Research on geothermal energy: using collectors under farmland
Two research projects are under way to investigate how innovative geothermal collectors can be used to harness heat from agricultural land. The scientists involved are also exploring how this heat can be used to supply the local area.
As part of the research projects, collectors are being installed under farmland where they absorb temperatures of between five and 15 degrees. The heat generated can be used to provide surrounding households and commercial areas with either heating or cooling, while the field above the collectors can be used as normal.
Instead of using conventional district heating, municipalities would also be able to utilise this technology to harness enough geothermal energy to meet their needs and could even operate their own plants. Given the fact that temperatures in soil layers close to the surface are comparatively low, the collectors can be used for either cooling or heating as required. In the future, such systems could also go be used as storage mediums and absorb energy whenever supply exceeds demand.
No interference with land use: fields can be re-used as soon as collectors installed
Due to the fact that ground collectors are installed at shallow depths, they often interfere with other types of land use. This is the reason why this type of collector has typically been installed across small and unused areas. By cooperating with one another across these projects, research and industry are now setting out to change this precedent by developing innovative new ways of using collector technology and harnessing energy.

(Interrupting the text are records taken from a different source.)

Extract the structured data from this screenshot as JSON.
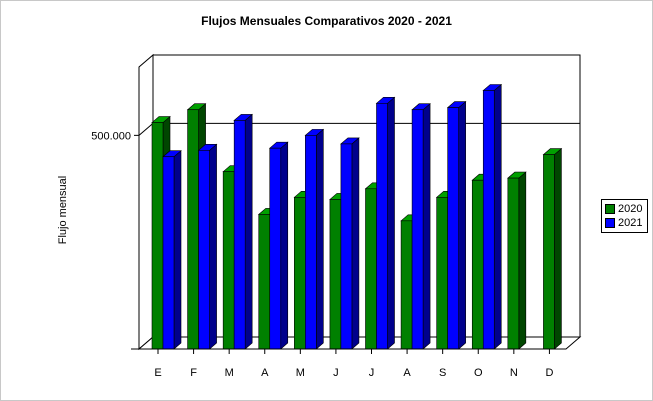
{
  "chart_data": {
    "type": "bar",
    "title": "Flujos Mensuales Comparativos 2020 - 2021",
    "xlabel": "",
    "ylabel": "Flujo mensual",
    "categories": [
      "E",
      "F",
      "M",
      "A",
      "M",
      "J",
      "J",
      "A",
      "S",
      "O",
      "N",
      "D"
    ],
    "series": [
      {
        "name": "2020",
        "color": "#008000",
        "values": [
          530000,
          560000,
          415000,
          315000,
          355000,
          350000,
          375000,
          300000,
          355000,
          395000,
          400000,
          455000
        ]
      },
      {
        "name": "2021",
        "color": "#0000ff",
        "values": [
          450000,
          465000,
          535000,
          470000,
          500000,
          480000,
          575000,
          560000,
          565000,
          605000,
          null,
          null
        ]
      }
    ],
    "ylim": [
      0,
      660000
    ],
    "y_ticks": [
      {
        "value": 500000,
        "label": "500.000"
      }
    ],
    "gridlines": true,
    "three_d": true,
    "legend_position": "right"
  }
}
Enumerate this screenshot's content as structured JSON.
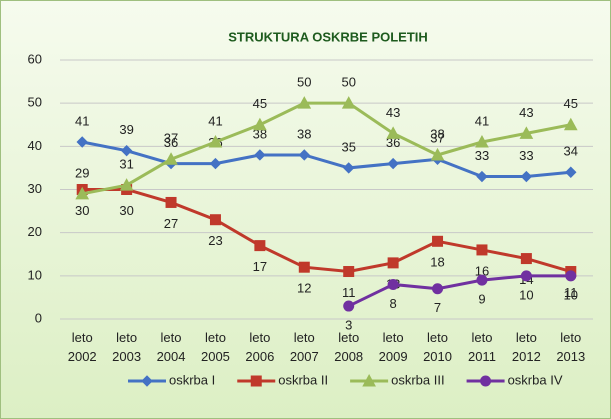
{
  "chart_data": {
    "type": "line",
    "title": "STRUKTURA OSKRBE POLETIH",
    "categories": [
      "leto 2002",
      "leto 2003",
      "leto 2004",
      "leto 2005",
      "leto 2006",
      "leto 2007",
      "leto 2008",
      "leto 2009",
      "leto 2010",
      "leto 2011",
      "leto 2012",
      "leto 2013"
    ],
    "series": [
      {
        "name": "oskrba I",
        "color": "#4472c4",
        "marker": "diamond",
        "values": [
          41,
          39,
          36,
          36,
          38,
          38,
          35,
          36,
          37,
          33,
          33,
          34
        ]
      },
      {
        "name": "oskrba II",
        "color": "#c0392b",
        "marker": "square",
        "values": [
          30,
          30,
          27,
          23,
          17,
          12,
          11,
          13,
          18,
          16,
          14,
          11
        ]
      },
      {
        "name": "oskrba III",
        "color": "#9bbb59",
        "marker": "triangle",
        "values": [
          29,
          31,
          37,
          41,
          45,
          50,
          50,
          43,
          38,
          41,
          43,
          45
        ]
      },
      {
        "name": "oskrba IV",
        "color": "#7030a0",
        "marker": "circle",
        "values": [
          null,
          null,
          null,
          null,
          null,
          null,
          3,
          8,
          7,
          9,
          10,
          10
        ]
      }
    ],
    "ylim": [
      0,
      60
    ],
    "yticks": [
      0,
      10,
      20,
      30,
      40,
      50,
      60
    ],
    "grid": true,
    "legend": "bottom"
  }
}
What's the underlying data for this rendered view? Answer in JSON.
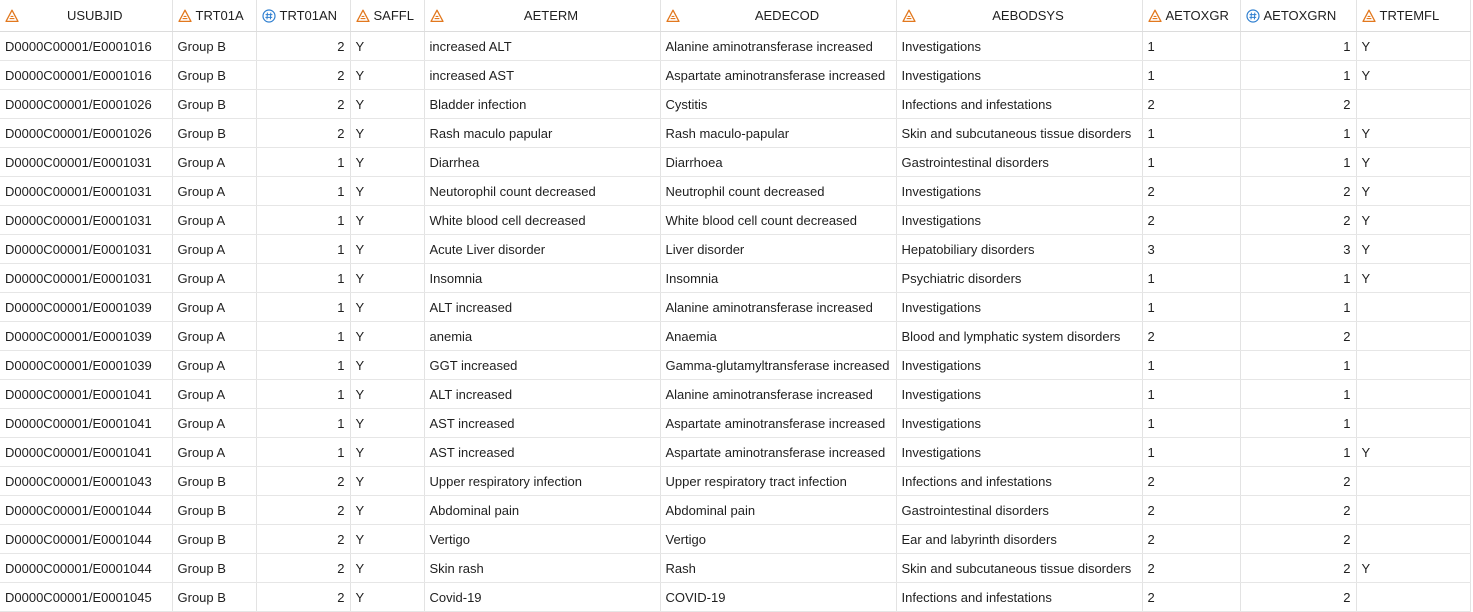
{
  "columns": [
    {
      "name": "USUBJID",
      "type": "char"
    },
    {
      "name": "TRT01A",
      "type": "char"
    },
    {
      "name": "TRT01AN",
      "type": "num"
    },
    {
      "name": "SAFFL",
      "type": "char"
    },
    {
      "name": "AETERM",
      "type": "char"
    },
    {
      "name": "AEDECOD",
      "type": "char"
    },
    {
      "name": "AEBODSYS",
      "type": "char"
    },
    {
      "name": "AETOXGR",
      "type": "char"
    },
    {
      "name": "AETOXGRN",
      "type": "num"
    },
    {
      "name": "TRTEMFL",
      "type": "char"
    }
  ],
  "rows": [
    [
      "D0000C00001/E0001016",
      "Group B",
      "2",
      "Y",
      "increased ALT",
      "Alanine aminotransferase increased",
      "Investigations",
      "1",
      "1",
      "Y"
    ],
    [
      "D0000C00001/E0001016",
      "Group B",
      "2",
      "Y",
      "increased AST",
      "Aspartate aminotransferase increased",
      "Investigations",
      "1",
      "1",
      "Y"
    ],
    [
      "D0000C00001/E0001026",
      "Group B",
      "2",
      "Y",
      "Bladder infection",
      "Cystitis",
      "Infections and infestations",
      "2",
      "2",
      ""
    ],
    [
      "D0000C00001/E0001026",
      "Group B",
      "2",
      "Y",
      "Rash maculo papular",
      "Rash maculo-papular",
      "Skin and subcutaneous tissue disorders",
      "1",
      "1",
      "Y"
    ],
    [
      "D0000C00001/E0001031",
      "Group A",
      "1",
      "Y",
      "Diarrhea",
      "Diarrhoea",
      "Gastrointestinal disorders",
      "1",
      "1",
      "Y"
    ],
    [
      "D0000C00001/E0001031",
      "Group A",
      "1",
      "Y",
      "Neutorophil count decreased",
      "Neutrophil count decreased",
      "Investigations",
      "2",
      "2",
      "Y"
    ],
    [
      "D0000C00001/E0001031",
      "Group A",
      "1",
      "Y",
      "White blood cell decreased",
      "White blood cell count decreased",
      "Investigations",
      "2",
      "2",
      "Y"
    ],
    [
      "D0000C00001/E0001031",
      "Group A",
      "1",
      "Y",
      "Acute Liver disorder",
      "Liver disorder",
      "Hepatobiliary disorders",
      "3",
      "3",
      "Y"
    ],
    [
      "D0000C00001/E0001031",
      "Group A",
      "1",
      "Y",
      "Insomnia",
      "Insomnia",
      "Psychiatric disorders",
      "1",
      "1",
      "Y"
    ],
    [
      "D0000C00001/E0001039",
      "Group A",
      "1",
      "Y",
      "ALT increased",
      "Alanine aminotransferase increased",
      "Investigations",
      "1",
      "1",
      ""
    ],
    [
      "D0000C00001/E0001039",
      "Group A",
      "1",
      "Y",
      "anemia",
      "Anaemia",
      "Blood and lymphatic system disorders",
      "2",
      "2",
      ""
    ],
    [
      "D0000C00001/E0001039",
      "Group A",
      "1",
      "Y",
      "GGT increased",
      "Gamma-glutamyltransferase increased",
      "Investigations",
      "1",
      "1",
      ""
    ],
    [
      "D0000C00001/E0001041",
      "Group A",
      "1",
      "Y",
      "ALT increased",
      "Alanine aminotransferase increased",
      "Investigations",
      "1",
      "1",
      ""
    ],
    [
      "D0000C00001/E0001041",
      "Group A",
      "1",
      "Y",
      "AST increased",
      "Aspartate aminotransferase increased",
      "Investigations",
      "1",
      "1",
      ""
    ],
    [
      "D0000C00001/E0001041",
      "Group A",
      "1",
      "Y",
      "AST increased",
      "Aspartate aminotransferase increased",
      "Investigations",
      "1",
      "1",
      "Y"
    ],
    [
      "D0000C00001/E0001043",
      "Group B",
      "2",
      "Y",
      "Upper respiratory infection",
      "Upper respiratory tract infection",
      "Infections and infestations",
      "2",
      "2",
      ""
    ],
    [
      "D0000C00001/E0001044",
      "Group B",
      "2",
      "Y",
      "Abdominal pain",
      "Abdominal pain",
      "Gastrointestinal disorders",
      "2",
      "2",
      ""
    ],
    [
      "D0000C00001/E0001044",
      "Group B",
      "2",
      "Y",
      "Vertigo",
      "Vertigo",
      "Ear and labyrinth disorders",
      "2",
      "2",
      ""
    ],
    [
      "D0000C00001/E0001044",
      "Group B",
      "2",
      "Y",
      "Skin rash",
      "Rash",
      "Skin and subcutaneous tissue disorders",
      "2",
      "2",
      "Y"
    ],
    [
      "D0000C00001/E0001045",
      "Group B",
      "2",
      "Y",
      "Covid-19",
      "COVID-19",
      "Infections and infestations",
      "2",
      "2",
      ""
    ]
  ],
  "icons": {
    "char": "character-column-icon",
    "num": "numeric-column-icon"
  },
  "colors": {
    "char_icon": "#e2781e",
    "num_icon": "#2f7fd0"
  }
}
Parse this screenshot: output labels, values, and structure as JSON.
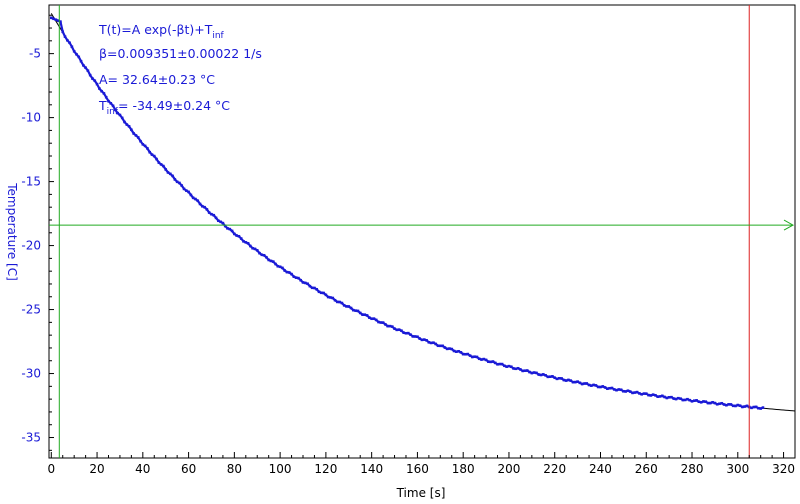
{
  "chart_data": {
    "type": "scatter",
    "xlabel": "Time [s]",
    "ylabel": "Temperature [C]",
    "xlim": [
      -1,
      325
    ],
    "ylim": [
      -36.6,
      -1.2
    ],
    "xticks": [
      0,
      20,
      40,
      60,
      80,
      100,
      120,
      140,
      160,
      180,
      200,
      220,
      240,
      260,
      280,
      300,
      320
    ],
    "yticks": [
      -5,
      -10,
      -15,
      -20,
      -25,
      -30,
      -35
    ],
    "x_tick_labels": [
      "0",
      "20",
      "40",
      "60",
      "80",
      "100",
      "120",
      "140",
      "160",
      "180",
      "200",
      "220",
      "240",
      "260",
      "280",
      "300",
      "320"
    ],
    "y_tick_labels": [
      "-5",
      "-10",
      "-15",
      "-20",
      "-25",
      "-30",
      "-35"
    ],
    "grid": false,
    "fit": {
      "model": "exponential",
      "A": 32.64,
      "beta": 0.009351,
      "T_inf": -34.49,
      "x_range": [
        0,
        325
      ],
      "color": "#000000"
    },
    "measurement_series": {
      "color": "#1a1ad6",
      "x_start": 0,
      "x_end": 311,
      "x_step": 1,
      "note_start_plateau": [
        [
          0,
          -2.2
        ],
        [
          4,
          -2.5
        ]
      ]
    },
    "annotations": {
      "line1_main": "T(t)=A exp(-βt)+T",
      "line1_sub": "inf",
      "line2": "β=0.009351±0.00022 1/s",
      "line3": "A= 32.64±0.23 °C",
      "line4_prefix": "T",
      "line4_sub": "inf",
      "line4_rest": "= -34.49±0.24 °C"
    },
    "cursors": {
      "vertical_green_x": 3.5,
      "vertical_red_x": 305,
      "horizontal_green_y": -18.4,
      "green_color": "#22aa22",
      "red_color": "#dd2222"
    }
  }
}
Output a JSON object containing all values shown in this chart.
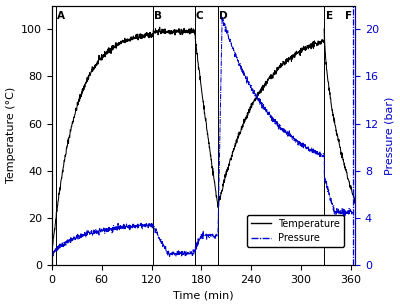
{
  "temp_color": "#000000",
  "pressure_color": "#0000cc",
  "label_color": "#0000cc",
  "bg_color": "#ffffff",
  "xlabel": "Time (min)",
  "ylabel_left": "Temperature (°C)",
  "ylabel_right": "Pressure (bar)",
  "xlim": [
    0,
    365
  ],
  "ylim_temp": [
    0,
    110
  ],
  "ylim_pressure": [
    0,
    22
  ],
  "xticks": [
    0,
    60,
    120,
    180,
    240,
    300,
    360
  ],
  "yticks_left": [
    0,
    20,
    40,
    60,
    80,
    100
  ],
  "yticks_right": [
    0,
    4,
    8,
    12,
    16,
    20
  ],
  "markers": {
    "A": 5,
    "B": 122,
    "C": 172,
    "D": 200,
    "E": 328,
    "F": 362
  },
  "noise_temp": 0.6,
  "noise_press": 0.12
}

The aim of the research is to advance and significantly simplify the installation of large-scale geothermal systems at shallow depths. As part of the model project EnVisaGe, which is being coordinated by the University of Applied Sciences in Stuttgart, the project partners have implemented the agrothermal collector technology for the very first time. In the municipality of Wüstenrot (Baden-Württemberg), collectors were installed across an area of around 5,000 square metres. The facility, which is the size of a football field, supplies the entire local area.
While the first collectors were installed using a tractor, in future a special installation machine will be used. This machine is being developed as part of the KollWeb 4.0 research project at the University of Applied Sciences in Dresden under the coordination of Doppelacker GmbH, an engineering company specialising in low-temperature supply systems. With the help of the new technology, near-surface collectors of the desired size can be 'ploughed' into the ground at a depth of two meters with minimal intervention. As the collectors are installed below the depth reached by agricultural machines, the area can be used again for farming immediately after the collectors have been laid.
Collectors offer many advantages: cold heating networks
The heat generated by the collectors is then fed into a 'cold heating network' and then distributed. 'Cold' is used to refer to the temperatures of between five and 15 degrees Celsius found all year round where the collectors are installed – compared the higher temperatures in deeper layers of the earth. Once the energy has been transported through to the consumer, the temperature is raised using heat pumps so that it can be used for heating buildings or hot water, for example. Thanks to the low temperatures, the system can also be used for cooling – either directly or by means of refrigeration machines. By using heating and cooling simultaneously, additional synergy effects are created that can increase the efficiency of heat pumps and chillers.
Another advantage is that traditional district heating networks usually supply heating on the basis of supply. In contrast, the cold heating networks are able to deliver a needs-based supply of geothermal heat for heating and cooling at any time of the day.
As the required temperatures are only generated once the energy has reached the consumer, there is hardly any heat loss during transport – especially compared to district heating networks. Traditional district heating is usually produced as a by-product of fuel-based electricity production using combustibles. Agrothermal collector systems are also able to fully regenerate themselves. This is because the geothermal energy that is extracted from close to the surface largely comes from solar radiation over the course of the year.
The Federal Ministry for Economic Affairs and Energy is initially providing €2.6 million in funding for the 'EnEff: Wärme Kollweb 4.0' project up to the end of 2019. The project 'EnEff:Stadt – EnVisaGe' (municipal network-connected energy supply – Vision 2020 based on the example of the municipality of Wüstenrot) was provided with €3.4 million in funding up to the end of 2017.